First of all I would like to point out that apart from する, なさる and できる and other する-ish verbs are also game.
Second of all, it is important to note that ～たり～たり is a 終止形 construction and thus supposedly forms a bracket of a complete idea or sentence. 終止形 usually doesn't interact with anything specifically outside of itself, but when it does it tends to act like a nominalization that can at times form compound nouns and at other times like a quotation bracket.
My classical dictionary actually mentions this nominalization as an argument for why たり is paired with する. The very similar construction ～ぬ～ぬ is -not-, and the logic behind this is that it is not volitional, so it conflicts with する, and ends up just attaching to a verb that describes its action: "浮きぬ沈みぬ揺られければ"
There are several examples in my dictionaries that have ～たり～たり and ～つ～つ (which たり is derived from) that are not directly connected with する, but instead they are succeeded by a noun phrase that is equivalent to their action:
"僧都（そうづ）乗っては下りつ、下りては乗っつ、あらまし事をぞし給ひける" == 僧都は乗っては降りたり、降りては乗ったり、乗りたがっている事をしました。
"掃いたり抜（ぬご）うたり、塵拾い、手づから掃除せられけり" == 掃いたり抜いだり、塵拾い、自分の手で掃除しました。
However, the volitional nuance for つ/たり is completely lost in modern Japanese as ぬ is completely gone, so it's not worth going into any further.
Now, moving on, your first two examples have serious problems.
I searched "立ったり座ったり働く" and got "立ったり、座ったり、働くときの姿勢..." - This is perfectly correct. Looking at the former phrase, it is disjointed because there is nothing connected between 立ったり／座ったり／働く (it would be "I stood, I sat, I work" in an archaic sounding Japanese), but as you can see in the latter phrase, this is exactly how it's supposed to be. In other words, the parts of the phrase interact like this: 立つこと、座ること、（などの）働くときの姿勢...
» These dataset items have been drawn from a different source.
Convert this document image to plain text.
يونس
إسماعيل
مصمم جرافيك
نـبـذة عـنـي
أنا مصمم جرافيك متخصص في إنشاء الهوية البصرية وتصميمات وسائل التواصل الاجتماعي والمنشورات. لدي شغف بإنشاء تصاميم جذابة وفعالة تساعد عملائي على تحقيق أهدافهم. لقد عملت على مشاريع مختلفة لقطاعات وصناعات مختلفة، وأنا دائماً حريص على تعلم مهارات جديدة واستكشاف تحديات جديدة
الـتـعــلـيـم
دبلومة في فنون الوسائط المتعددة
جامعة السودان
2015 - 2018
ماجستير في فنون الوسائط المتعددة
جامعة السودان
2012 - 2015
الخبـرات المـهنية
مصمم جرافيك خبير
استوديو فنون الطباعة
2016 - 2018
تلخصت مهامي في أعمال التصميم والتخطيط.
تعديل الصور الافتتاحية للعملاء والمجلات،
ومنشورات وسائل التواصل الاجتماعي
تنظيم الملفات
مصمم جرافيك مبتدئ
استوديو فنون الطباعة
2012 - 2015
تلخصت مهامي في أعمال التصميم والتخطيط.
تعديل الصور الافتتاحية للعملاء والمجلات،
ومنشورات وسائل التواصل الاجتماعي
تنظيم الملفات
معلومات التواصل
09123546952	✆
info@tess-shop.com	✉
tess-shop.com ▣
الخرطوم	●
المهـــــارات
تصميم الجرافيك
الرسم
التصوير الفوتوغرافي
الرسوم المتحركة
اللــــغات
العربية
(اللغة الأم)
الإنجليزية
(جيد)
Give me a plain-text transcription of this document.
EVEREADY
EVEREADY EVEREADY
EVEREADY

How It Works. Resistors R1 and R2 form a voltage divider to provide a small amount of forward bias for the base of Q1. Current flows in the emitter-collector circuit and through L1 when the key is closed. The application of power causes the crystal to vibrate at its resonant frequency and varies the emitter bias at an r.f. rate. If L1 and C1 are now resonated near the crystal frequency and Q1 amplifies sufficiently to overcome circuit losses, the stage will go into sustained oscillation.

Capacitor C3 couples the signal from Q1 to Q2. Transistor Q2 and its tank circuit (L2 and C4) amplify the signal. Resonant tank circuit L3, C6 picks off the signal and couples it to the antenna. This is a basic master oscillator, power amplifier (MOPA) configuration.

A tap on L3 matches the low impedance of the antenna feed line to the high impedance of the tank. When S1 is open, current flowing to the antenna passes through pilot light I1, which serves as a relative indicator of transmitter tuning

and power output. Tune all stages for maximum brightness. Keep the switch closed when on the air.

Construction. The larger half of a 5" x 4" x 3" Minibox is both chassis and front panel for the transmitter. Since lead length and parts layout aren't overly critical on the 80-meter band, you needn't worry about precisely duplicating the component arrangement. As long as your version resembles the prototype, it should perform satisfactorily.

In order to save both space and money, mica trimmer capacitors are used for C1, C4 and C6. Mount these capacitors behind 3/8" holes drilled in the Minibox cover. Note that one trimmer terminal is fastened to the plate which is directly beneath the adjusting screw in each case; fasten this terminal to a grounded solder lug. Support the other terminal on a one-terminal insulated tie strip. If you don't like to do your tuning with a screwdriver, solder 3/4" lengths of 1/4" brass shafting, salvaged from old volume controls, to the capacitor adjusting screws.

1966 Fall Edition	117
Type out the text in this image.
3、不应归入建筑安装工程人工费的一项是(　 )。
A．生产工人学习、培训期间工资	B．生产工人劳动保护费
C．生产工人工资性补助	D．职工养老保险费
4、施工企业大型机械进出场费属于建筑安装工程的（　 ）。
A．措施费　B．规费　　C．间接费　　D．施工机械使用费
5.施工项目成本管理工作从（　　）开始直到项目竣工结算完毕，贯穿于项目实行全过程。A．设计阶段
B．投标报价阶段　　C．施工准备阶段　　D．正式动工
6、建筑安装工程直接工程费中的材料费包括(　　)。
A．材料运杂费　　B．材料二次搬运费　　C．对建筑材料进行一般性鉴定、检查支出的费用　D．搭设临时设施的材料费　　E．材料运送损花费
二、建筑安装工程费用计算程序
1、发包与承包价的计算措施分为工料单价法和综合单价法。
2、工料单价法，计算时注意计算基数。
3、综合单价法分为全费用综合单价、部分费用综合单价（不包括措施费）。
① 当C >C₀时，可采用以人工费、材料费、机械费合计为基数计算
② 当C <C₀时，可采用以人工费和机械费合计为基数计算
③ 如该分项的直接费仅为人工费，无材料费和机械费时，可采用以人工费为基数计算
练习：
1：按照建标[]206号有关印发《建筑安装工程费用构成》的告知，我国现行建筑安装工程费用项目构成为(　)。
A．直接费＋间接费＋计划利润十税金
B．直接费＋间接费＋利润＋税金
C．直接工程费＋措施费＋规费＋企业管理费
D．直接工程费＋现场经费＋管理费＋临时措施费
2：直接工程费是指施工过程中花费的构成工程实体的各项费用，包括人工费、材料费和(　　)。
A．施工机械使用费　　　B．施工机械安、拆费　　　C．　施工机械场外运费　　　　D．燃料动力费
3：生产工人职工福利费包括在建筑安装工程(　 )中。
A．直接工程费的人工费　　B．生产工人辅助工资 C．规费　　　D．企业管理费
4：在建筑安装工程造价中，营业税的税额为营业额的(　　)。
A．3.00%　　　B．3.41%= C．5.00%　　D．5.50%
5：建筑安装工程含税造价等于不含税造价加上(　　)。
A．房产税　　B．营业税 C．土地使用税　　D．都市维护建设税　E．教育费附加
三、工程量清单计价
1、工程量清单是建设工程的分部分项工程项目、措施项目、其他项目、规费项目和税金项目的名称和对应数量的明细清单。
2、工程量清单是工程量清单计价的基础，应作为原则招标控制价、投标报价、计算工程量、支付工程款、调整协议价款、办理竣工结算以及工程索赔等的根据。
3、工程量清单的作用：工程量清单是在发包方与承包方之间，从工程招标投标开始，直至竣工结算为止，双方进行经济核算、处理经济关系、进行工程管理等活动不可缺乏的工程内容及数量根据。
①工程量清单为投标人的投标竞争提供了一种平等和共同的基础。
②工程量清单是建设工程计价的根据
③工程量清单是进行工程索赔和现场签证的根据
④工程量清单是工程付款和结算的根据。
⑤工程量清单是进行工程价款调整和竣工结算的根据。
I searched "話したり笑ったり食べる" and got "自信を持って話したり、笑ったり、食べる事が出来る". - This is again perfectly valid, if not a little strange. It equates talking and laughing with the act of eating, but I suppose in a way that makes sense. After all it's not like anyone needs confidence to eat. (Extracting the たりｓ gives you 自身を持って食べる事が出来る.) It is in regards to the act of eating.
First of all 可愛かったり、美しい人 is not really equivalent to 可愛かったり美しかったりする人. I would assume it is closer to: 可愛かったり、いや、取り敢えず美しい人. It's more nuance than anything else, especially in this case, but without する, 可愛かったり is properly disjointed from 美しい. That is my academic argument, but the realistic one is that because saying something like 可愛かったり美しかったりする人, or 可愛かったり綺麗だったりするもの is just too much of a mouthful for some people. It probably just got なきゃ'd from it's original なければならない. Again, this is partially possible because without much of a stretch, it still makes sense grammatically but with a different but not quite as important nuance.
I again use my former argument: "だるかったり、(取り敢えず)キツい日" キツい irregardless of whether the reason for that is it being だるい or not. - I did not find any examples of this on Google though.